A blind spot (R_eff = 0.0) is the most dangerous state. It means you made a decision with zero supporting evidence. forgeplan health prominently flags these because they represent unknown risk.

Terminal window
forgeplan score PRD-001 # Show R_eff + evidence breakdown
forgeplan decay # Show evidence decay impact
forgeplan blindspots # Find decisions without evidence
forgeplan health # Full project health dashboard
  • Forgetting structured fields in evidence body. This is the number one mistake. Without verdict, congruence_level, and evidence_type, the parser assigns CL0 and your R_eff drops to near zero.
  • Over-claiming CL3. A benchmark you ran once on your laptop is not CL3. CL3 means the evidence was gathered in the same context where the decision will be applied — same codebase, same environment, same scale.
  • Ignoring “weakens” evidence. If you find evidence that a chosen approach has problems, record it with verdict: weakens. Hiding inconvenient evidence does not make it go away; it just makes your R_eff dishonest.
  • Never refreshing evidence. Benchmarks and test results have shelf lives. Set valid_until to 90-180 days and address stale evidence when forgeplan health flags it.
  • Linking evidence to the wrong artifact.
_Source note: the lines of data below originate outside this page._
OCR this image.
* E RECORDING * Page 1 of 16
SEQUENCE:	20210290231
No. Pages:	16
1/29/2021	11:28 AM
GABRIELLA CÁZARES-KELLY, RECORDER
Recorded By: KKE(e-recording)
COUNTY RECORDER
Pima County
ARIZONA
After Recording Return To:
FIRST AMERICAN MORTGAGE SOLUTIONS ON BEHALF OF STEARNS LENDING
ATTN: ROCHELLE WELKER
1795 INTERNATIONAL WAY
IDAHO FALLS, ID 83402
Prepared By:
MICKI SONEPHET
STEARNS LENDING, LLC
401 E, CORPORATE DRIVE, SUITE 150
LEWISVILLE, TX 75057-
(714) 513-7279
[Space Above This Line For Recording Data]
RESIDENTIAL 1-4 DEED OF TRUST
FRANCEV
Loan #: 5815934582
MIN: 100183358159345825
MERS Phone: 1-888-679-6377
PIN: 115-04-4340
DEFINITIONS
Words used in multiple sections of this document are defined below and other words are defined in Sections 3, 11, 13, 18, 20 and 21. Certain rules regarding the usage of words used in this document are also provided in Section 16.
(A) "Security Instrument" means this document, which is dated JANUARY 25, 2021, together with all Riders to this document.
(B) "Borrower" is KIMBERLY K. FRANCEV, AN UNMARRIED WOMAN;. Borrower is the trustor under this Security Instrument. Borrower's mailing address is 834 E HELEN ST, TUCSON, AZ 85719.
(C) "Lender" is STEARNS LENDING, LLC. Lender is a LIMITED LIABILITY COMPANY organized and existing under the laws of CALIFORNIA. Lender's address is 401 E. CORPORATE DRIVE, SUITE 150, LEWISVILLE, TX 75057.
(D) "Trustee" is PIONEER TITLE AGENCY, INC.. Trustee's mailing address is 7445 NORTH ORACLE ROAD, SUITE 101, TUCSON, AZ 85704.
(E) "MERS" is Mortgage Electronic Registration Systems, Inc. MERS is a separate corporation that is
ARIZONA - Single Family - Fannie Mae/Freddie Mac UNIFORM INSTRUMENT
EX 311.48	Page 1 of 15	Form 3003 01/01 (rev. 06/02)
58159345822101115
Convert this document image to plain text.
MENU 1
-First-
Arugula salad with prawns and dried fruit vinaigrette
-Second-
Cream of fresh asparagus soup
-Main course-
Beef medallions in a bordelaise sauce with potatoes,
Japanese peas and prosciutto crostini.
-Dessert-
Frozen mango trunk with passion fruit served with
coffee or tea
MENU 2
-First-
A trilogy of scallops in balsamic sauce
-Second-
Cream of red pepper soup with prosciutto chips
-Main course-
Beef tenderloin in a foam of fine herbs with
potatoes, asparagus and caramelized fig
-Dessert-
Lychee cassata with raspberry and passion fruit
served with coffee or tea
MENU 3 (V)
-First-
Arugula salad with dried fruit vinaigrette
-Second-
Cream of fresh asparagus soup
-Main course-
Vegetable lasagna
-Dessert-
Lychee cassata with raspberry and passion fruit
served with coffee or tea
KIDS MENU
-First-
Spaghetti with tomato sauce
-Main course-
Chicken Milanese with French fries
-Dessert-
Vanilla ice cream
Evidence should be linked to the decision it supports, not to the Epic or to an unrelated PRD. A mislinked evidence pack provides no R_eff benefit.

PROB-034 (v0.17.2) — multi-line HTML comment trap

Section titled “PROB-034 (v0.17.2) — multi-line HTML comment trap”

The default evidence template ships with a multi-line HTML help comment:

<!--
verdict: supports | weakens | refutes
congruence_level: 0 | 1 | 2 | 3 (CL3=same context, CL0=opposed)
-->

Before v0.17.2, extract_field did not track multi-line comment state. The placeholder line congruence_level: 0 | 1 | 2 | 3 (CL3=...) was matched as if it were a real structured field, the non-numeric value failed to parse, explicit_cl became None, and the parser silently defaulted to CL3 (no penalty). This meant every evidence artifact created via the default template since v0.17.0 had its real congruence_level shadowed — R_eff was artificially inflated across the workspace.

v0.17.2 implements a proper multi-line comment state machine that skips all lines between <!-- and -->.

If you have evidence created before v0.17.2, re-run scoring after upgrade:

Terminal window
forgeplan score --all

Old R_eff values may drop — this is correct. The previous values were silently wrong. Any evidence that explicitly set congruence_level in the Structured Fields section will now be honored, and low CL values will properly penalize R_eff.

SourceTier precedence — conservative min() rule

Section titled “SourceTier precedence — conservative min() rule”

When an artifact has both a source_tier tag and an explicit congruence_level in its Structured Fields, the system takes min(tier_cl, explicit_cl) — the more conservative value wins. A tag can never upgrade trust beyond what the structured fields claim.

This protects against CL upgrade attacks via tag manipulation: tagging an artifact source_tier=T1 does not override an explicit congruence_level: 0 in the body. See forgeplan tag — Source Tier and CL mapping for the full tier-to-CL table and examples.